Here’s the way I do it, take each circle and make it a list ie ABCDEFG circle is the same as GABCDEF and so forth, so those 7 circles are the same for every case

But now consider

ye I did it this way too

GFEDCBA which is a different permutation than ABCDEFG

But the same circle

ie every circle portrayed as a list is portrayed by 2 permutations

is this counterclockwise?

Just look at the neighbors

Everyone has the same ones yes

I see what u mean

I think I did the exact same

or the thought process is the same I mean

well I guess I understand it now

it was just frustrating at the first time when i couldn't understand it

Have you covered multinomial coefficients yet

ye I did alr

btw can I ask another question

Alr so here’s one of my favorite ones.

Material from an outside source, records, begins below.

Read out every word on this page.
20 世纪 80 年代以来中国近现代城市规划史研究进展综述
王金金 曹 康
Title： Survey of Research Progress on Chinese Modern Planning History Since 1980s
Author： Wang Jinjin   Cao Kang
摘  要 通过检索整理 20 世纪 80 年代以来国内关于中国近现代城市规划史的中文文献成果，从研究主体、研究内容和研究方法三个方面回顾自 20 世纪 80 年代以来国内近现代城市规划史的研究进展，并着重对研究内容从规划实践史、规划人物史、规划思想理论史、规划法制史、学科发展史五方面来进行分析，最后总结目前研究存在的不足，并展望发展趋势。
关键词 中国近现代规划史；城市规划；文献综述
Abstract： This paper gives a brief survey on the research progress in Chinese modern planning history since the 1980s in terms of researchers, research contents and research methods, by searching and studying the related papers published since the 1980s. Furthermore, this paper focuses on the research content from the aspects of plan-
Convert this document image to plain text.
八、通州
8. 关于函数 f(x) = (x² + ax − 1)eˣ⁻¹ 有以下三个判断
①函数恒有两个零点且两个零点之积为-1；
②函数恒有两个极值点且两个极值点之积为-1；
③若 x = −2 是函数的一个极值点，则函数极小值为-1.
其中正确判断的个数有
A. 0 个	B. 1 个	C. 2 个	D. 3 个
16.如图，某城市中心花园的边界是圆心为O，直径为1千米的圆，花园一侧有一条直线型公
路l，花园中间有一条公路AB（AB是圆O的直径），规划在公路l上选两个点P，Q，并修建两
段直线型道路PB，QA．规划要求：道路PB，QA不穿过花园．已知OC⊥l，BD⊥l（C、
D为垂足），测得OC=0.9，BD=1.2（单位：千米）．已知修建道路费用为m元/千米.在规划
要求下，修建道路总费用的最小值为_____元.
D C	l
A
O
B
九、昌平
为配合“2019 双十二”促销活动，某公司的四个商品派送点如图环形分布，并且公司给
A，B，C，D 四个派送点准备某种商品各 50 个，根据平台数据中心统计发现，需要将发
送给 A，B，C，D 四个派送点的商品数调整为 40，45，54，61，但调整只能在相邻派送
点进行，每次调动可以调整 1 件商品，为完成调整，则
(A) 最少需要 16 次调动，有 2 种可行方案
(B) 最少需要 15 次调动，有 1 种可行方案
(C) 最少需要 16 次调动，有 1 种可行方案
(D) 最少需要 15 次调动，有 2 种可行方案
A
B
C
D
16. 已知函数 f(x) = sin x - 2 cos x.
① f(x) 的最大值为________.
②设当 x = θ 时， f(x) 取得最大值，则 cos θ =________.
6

You have 3 red socks, 3 blue socks, 4 green socks in a box and if socks of the same color are indistinguishable, how many ways can you draw out 8 socks

this is a hard one

I know how to do if u want to draw out 10 socks

oh wait 10 socks is just 1

Yeah no order does matter sorry

The order in which you draw them out

ah

ye I am not so sure how to do this one

because either I take alot of situations which prob isn't the way to do

I wanted to do smth like 10! / 3! 4! 3! but I am not taking 10 socks

Yeah do each individual case

Ie you can do (8 1, 3, 4) two ways

so it had to been like 10! / 1! 4!3!2! + 10! / 3! 2! 3! 2! + 10! / 3!4!1!2!

but I am not so sure

because he can also take combinations of this

Let category 1 be red, category 2 be blue, and category 3 be green

Then we see there’s 8!/1!3!4! + 8!/3!1!4! + 8!/2!3!3! + 8!/3!2!3! + 8!/3!3!2! + 8!/2!2!4!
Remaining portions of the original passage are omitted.